I don’t think of myself as a horror icon, only because I haven’t done just horror movies. I love “Rock ‘n’ Roll High School,” and I’ve done a lot of television. “Simon & Simon” and “Air Wolf” and “Hardcastle and McCormick” and “Cheers” and “Knight Rider.” I did a lot of episodic TV over the years, and then obviously “Private Benjamin” with Goldie Hawn and “Stripes” with Bill Murray. So in my mind, I’m like, “OK, why do you always call me a scream queen?” I understand it because of those two movies being so iconic, but in my mind, I’m an actress.

But the community, in terms of going to horror conventions with the people who have played the various Michael Myers and Freddy Kruegers, the Texas Chainsaw people, and everybody who was in these amazing movies, George Romero, all these great people that I’ve gotten to meet — when we go to these places and see the fans that come out for the events to meet us and talk with us, it’s just amazing. And they come to my table expecting to meet me and buy a picture from “Halloween” and get their picture taken with me, invariably they’ll buy a “Stripes” picture or “Rock ‘n’ Roll High School” and they’ll say, “Oh my god, you were in that?” Some of them don’t know, and a few of them know me from all my movies, but they’ll go, “Oh I love that one too!” It’s just the sweetest thing.

How many times a day do people ask you to say “totally”?

Every other person. I sign “totally” on my “Halloween” pictures, and when I start to write it they get so excited. They go, “Oh, I was hoping you would do that. I didn’t want to ask you, but thank you for doing that!” And I go, “What else would I write? Of course I’m going to write ‘totally!’”

Have you heard from the producers of the new “Halloween” movie that’s going into production?

It’s gonna be the 40th anniversary next year. But the minute I heard about the new “Halloween,” everybody on Facebook and my friends were texting me, “Are you gonna be in it? Are you gonna be in it? I hope you’re going to be in it!” So I shoot off an email to John Carpenter, and I’m like “Congrats, you know, I heard about the new movie. Obviously everyone’s very excited. I can’t believe Jamie Lee is going to be back … So I’m expecting a scene!” That’s what I wrote to him. [Laughs] Where, you know, Laurie has a dream or a nightmare or whatever, and she’s dreaming about Annie and Lynda.
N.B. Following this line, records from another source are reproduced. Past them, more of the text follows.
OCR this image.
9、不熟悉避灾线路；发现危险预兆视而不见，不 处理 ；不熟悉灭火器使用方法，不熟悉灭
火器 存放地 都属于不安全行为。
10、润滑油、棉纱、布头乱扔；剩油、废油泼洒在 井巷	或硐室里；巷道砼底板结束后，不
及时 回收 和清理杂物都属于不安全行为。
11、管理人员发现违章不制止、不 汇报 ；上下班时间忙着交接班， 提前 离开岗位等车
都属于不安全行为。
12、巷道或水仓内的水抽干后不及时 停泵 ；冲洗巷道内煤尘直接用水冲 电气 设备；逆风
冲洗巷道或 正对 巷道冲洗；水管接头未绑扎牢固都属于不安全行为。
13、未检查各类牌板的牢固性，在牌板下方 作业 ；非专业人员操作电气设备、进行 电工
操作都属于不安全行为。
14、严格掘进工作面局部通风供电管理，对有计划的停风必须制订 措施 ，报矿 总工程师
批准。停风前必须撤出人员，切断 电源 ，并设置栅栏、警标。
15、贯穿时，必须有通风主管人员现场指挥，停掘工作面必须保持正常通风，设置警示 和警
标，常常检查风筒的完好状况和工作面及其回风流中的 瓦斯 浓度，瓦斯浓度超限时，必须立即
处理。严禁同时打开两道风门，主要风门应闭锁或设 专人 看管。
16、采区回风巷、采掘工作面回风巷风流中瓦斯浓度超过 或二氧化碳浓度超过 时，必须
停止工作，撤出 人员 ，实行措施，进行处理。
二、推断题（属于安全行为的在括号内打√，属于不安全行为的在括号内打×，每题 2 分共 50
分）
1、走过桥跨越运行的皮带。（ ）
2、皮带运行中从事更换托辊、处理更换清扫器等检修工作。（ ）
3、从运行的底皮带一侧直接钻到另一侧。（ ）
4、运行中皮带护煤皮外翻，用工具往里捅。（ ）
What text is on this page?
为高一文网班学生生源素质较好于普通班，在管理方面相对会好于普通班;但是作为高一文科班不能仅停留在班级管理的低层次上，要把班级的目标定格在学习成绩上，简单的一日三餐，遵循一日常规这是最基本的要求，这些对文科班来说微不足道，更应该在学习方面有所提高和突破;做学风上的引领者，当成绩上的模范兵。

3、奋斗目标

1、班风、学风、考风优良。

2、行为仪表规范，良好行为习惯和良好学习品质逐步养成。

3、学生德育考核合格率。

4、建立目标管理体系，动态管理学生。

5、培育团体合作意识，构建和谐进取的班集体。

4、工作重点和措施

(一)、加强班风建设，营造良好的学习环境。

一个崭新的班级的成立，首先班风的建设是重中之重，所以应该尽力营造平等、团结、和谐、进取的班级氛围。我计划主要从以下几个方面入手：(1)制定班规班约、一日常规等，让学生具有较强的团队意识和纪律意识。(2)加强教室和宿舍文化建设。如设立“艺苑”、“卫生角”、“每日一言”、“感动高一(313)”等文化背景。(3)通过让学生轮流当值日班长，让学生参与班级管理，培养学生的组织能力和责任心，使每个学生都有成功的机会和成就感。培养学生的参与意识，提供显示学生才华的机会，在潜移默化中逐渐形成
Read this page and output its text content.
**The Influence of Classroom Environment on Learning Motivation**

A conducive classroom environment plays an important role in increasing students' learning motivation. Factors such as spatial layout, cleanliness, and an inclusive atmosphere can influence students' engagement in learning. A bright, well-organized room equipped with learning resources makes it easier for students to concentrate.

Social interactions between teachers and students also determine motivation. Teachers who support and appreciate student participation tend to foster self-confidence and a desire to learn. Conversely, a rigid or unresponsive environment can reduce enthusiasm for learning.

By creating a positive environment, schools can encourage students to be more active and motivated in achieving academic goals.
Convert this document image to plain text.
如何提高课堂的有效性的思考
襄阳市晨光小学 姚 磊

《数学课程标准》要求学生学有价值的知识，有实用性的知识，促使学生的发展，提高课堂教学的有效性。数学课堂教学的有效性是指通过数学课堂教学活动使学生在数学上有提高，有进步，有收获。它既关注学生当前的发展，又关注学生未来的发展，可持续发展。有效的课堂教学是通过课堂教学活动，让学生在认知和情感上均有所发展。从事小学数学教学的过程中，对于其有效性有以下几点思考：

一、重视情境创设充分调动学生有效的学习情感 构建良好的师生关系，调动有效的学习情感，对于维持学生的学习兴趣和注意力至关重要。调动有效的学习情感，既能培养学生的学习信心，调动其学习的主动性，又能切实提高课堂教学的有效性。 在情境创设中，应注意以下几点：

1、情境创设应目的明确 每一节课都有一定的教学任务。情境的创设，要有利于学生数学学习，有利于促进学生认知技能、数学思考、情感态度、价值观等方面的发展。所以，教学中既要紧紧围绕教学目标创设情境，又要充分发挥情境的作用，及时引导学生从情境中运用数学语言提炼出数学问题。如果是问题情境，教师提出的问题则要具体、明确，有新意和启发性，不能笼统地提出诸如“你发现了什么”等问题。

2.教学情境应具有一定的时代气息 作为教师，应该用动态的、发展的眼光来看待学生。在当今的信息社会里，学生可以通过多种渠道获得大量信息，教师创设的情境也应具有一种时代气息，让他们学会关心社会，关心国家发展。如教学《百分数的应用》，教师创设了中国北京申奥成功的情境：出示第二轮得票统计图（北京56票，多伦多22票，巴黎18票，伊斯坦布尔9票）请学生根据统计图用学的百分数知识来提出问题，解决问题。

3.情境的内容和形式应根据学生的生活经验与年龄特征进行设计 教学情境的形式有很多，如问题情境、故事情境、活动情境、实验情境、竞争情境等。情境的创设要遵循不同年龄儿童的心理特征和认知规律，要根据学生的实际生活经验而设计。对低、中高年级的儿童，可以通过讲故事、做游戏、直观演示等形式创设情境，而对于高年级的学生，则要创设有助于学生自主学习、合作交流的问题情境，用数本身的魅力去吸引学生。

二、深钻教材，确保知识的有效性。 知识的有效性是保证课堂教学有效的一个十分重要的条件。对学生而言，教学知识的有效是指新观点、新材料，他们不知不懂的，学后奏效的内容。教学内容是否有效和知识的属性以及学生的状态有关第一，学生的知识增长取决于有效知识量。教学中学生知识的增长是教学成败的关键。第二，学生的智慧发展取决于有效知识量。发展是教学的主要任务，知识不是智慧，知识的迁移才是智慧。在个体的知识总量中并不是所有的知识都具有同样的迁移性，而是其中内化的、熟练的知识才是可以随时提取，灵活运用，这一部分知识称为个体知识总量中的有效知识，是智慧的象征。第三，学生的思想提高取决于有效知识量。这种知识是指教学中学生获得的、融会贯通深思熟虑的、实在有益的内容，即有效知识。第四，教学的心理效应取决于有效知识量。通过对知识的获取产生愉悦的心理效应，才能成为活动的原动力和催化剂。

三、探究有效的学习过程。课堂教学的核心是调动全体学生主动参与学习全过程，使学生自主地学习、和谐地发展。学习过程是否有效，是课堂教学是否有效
Where we’re grown up and we’ve got kids and grandkids and friends, and so it would be kind of “What if they had lived?” kind of a dream fantasy.

And I said, “That would be really cool. Just let me know if you think that’s a good idea. I’d love to be part of it. Totally.” And he wrote back, and he said, “I’m only doing the music. I don’t have any creative input. But if it was up to me, then Lynda would be the star of the movie in some alternative universe.” So I don’t think I’m going to be in it, but I planted seeds. Hopefully those pumpkin seeds will grow into a giant pumpkin and they’ll have me do a cameo. That I would say yes to, even for $100. I’m putting that out there.

EDITOR'S NOTE: This article has been updated to correct the movie start time.